Ignoring Slack messages on purpose wasn’t an act of rebellion. I wasn’t refusing some external command. I was trying to see what it felt like not to respond immediately. And yet, the act of not responding felt strangely visible.

I kept imagining the unspoken interpretations that might fill the silence: What if someone thought I wasn’t paying attention? What if someone thought I didn’t care? What if my unread status looked like disinterest?

I found myself trying to justify my silence to… myself. Not in words, exactly, but in the shape of my attention. Every shift in my posture felt like a question asked of my own choice.
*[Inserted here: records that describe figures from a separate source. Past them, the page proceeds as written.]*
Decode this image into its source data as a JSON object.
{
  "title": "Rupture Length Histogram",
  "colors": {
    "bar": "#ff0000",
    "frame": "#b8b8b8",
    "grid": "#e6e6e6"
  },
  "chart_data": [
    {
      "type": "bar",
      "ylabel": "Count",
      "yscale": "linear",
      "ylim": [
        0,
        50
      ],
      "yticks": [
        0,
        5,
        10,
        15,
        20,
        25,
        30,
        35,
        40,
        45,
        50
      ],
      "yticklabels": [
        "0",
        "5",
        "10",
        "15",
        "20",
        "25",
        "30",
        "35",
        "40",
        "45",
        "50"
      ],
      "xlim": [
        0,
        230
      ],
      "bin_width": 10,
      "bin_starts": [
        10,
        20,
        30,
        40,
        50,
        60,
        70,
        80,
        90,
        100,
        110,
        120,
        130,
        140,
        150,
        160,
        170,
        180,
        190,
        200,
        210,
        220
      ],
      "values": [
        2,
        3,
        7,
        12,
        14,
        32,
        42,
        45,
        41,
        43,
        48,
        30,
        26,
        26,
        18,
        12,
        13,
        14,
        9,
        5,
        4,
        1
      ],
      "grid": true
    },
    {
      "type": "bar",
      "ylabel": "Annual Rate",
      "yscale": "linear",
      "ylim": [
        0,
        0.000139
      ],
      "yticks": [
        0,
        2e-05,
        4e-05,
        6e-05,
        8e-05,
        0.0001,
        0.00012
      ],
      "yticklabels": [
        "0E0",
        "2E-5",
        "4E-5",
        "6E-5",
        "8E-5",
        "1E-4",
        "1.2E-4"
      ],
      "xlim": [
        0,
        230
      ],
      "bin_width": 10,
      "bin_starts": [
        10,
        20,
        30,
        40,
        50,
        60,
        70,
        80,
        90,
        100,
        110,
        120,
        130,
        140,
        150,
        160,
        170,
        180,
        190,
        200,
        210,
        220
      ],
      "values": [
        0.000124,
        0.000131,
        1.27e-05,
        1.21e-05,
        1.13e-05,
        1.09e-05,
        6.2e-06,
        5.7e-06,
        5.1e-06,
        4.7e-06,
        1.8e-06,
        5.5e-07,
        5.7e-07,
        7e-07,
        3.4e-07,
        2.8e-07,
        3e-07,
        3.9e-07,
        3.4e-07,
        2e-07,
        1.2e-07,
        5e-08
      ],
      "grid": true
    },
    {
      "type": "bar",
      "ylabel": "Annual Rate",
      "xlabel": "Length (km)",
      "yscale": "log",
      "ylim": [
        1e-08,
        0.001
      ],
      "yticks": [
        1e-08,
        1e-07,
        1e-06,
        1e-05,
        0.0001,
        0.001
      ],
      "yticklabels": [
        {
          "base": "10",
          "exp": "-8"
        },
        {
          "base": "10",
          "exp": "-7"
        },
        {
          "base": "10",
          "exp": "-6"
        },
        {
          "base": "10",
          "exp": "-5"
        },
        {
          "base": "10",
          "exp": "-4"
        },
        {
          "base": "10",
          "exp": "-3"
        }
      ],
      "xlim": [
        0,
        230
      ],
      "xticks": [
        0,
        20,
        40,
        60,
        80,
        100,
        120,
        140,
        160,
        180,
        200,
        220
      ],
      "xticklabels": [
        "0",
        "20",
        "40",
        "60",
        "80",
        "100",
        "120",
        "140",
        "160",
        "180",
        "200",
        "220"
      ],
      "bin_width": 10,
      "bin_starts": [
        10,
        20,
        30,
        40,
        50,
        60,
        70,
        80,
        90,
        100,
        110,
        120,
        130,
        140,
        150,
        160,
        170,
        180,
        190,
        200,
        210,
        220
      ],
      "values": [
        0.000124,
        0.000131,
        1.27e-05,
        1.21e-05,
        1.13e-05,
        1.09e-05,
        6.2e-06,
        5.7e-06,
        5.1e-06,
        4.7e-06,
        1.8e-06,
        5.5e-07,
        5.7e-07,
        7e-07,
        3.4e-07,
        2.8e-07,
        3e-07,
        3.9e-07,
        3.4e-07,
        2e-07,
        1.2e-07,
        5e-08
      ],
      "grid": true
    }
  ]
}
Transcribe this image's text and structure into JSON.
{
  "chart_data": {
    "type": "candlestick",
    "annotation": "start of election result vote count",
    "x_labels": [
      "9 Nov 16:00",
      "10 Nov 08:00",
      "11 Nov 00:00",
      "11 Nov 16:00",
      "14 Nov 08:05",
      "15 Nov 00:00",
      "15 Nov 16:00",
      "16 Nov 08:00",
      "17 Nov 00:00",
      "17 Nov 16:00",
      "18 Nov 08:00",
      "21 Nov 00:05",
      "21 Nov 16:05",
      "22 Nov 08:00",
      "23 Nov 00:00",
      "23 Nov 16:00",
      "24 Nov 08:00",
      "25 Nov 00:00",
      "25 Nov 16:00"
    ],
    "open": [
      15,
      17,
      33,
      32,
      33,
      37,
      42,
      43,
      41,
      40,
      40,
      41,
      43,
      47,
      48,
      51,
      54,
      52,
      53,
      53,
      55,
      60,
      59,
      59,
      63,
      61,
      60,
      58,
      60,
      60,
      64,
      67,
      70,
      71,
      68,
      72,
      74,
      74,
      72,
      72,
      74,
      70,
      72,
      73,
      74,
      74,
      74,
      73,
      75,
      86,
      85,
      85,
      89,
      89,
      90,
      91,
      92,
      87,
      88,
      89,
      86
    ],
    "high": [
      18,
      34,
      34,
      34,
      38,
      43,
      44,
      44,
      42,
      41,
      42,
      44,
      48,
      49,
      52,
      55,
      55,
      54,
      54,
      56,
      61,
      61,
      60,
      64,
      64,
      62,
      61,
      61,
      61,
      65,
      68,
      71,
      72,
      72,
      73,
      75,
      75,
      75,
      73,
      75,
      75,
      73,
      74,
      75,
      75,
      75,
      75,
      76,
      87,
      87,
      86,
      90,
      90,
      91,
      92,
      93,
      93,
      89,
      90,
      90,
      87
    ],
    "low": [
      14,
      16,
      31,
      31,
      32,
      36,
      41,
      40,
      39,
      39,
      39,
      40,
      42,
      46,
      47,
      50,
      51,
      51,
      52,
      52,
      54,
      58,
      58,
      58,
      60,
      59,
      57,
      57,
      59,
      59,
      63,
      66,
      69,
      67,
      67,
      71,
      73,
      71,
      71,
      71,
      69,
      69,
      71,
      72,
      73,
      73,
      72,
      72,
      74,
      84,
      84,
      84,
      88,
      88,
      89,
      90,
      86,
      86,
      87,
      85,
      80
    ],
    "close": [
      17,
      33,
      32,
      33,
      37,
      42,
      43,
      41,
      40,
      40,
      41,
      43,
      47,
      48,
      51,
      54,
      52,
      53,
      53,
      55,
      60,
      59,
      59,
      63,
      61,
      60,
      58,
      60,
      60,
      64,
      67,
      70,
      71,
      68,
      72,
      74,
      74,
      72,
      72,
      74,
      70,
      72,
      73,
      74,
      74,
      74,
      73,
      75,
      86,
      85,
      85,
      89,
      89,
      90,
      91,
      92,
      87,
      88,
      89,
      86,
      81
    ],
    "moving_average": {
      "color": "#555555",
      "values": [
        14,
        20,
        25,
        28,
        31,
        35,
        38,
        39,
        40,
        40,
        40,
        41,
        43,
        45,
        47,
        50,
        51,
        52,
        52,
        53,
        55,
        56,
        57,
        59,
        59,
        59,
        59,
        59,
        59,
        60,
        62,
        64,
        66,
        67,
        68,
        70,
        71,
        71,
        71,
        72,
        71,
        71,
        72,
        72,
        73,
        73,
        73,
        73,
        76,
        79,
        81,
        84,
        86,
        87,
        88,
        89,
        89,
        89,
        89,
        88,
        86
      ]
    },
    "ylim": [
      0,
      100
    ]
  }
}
It was as if I’d put a mirror in front of my own habits and watched how quickly judgment slipped in, even when the choice was mine.

A deliberate delay feels less neutral than any accidental one

There are times when I miss a message accidentally — absorbed in something else, or simply not noticing the alert. Those moments carry one kind of feeling: a mild surprise, maybe a quick breath of anxiety.

But choosing to ignore a message on purpose introduced a very different feeling — a kind of self-awareness that wasn’t there before. It was like I wasn’t just avoiding the message, I was observing myself avoiding it.

And that observation felt heavier. More charged. Like a tension that wasn’t about the message itself but about my relation to it.

It made me realize how much of my responsiveness is shaped, not by necessity, but by the sense that pauses *must* be explained.

Ignoring messages on purpose didn’t feel like resting — it felt like standing still while someone waited for me.

The weight is internal, not external

What surprised me most wasn’t how I imagined other people interpreting my unread status. It was how quickly *I* interpreted it in ways that felt loaded. Like I was negotiating with myself about whether the pause was acceptable.

I caught myself replaying tiny internal dialogues: “Why didn’t you open it?” “Were you supposed to?” “Does it reflect something about you?”

None of these were external pressures at the moment — just internal ripples that followed the choice I made.

And even after I finally clicked the message and replied, the feeling didn’t disappear right away. It lingered, quiet and waiting, like an afterimage of something I didn’t expect to notice.


Ignoring messages on purpose didn’t feel like resistance — it felt like standing still while someone waited for me.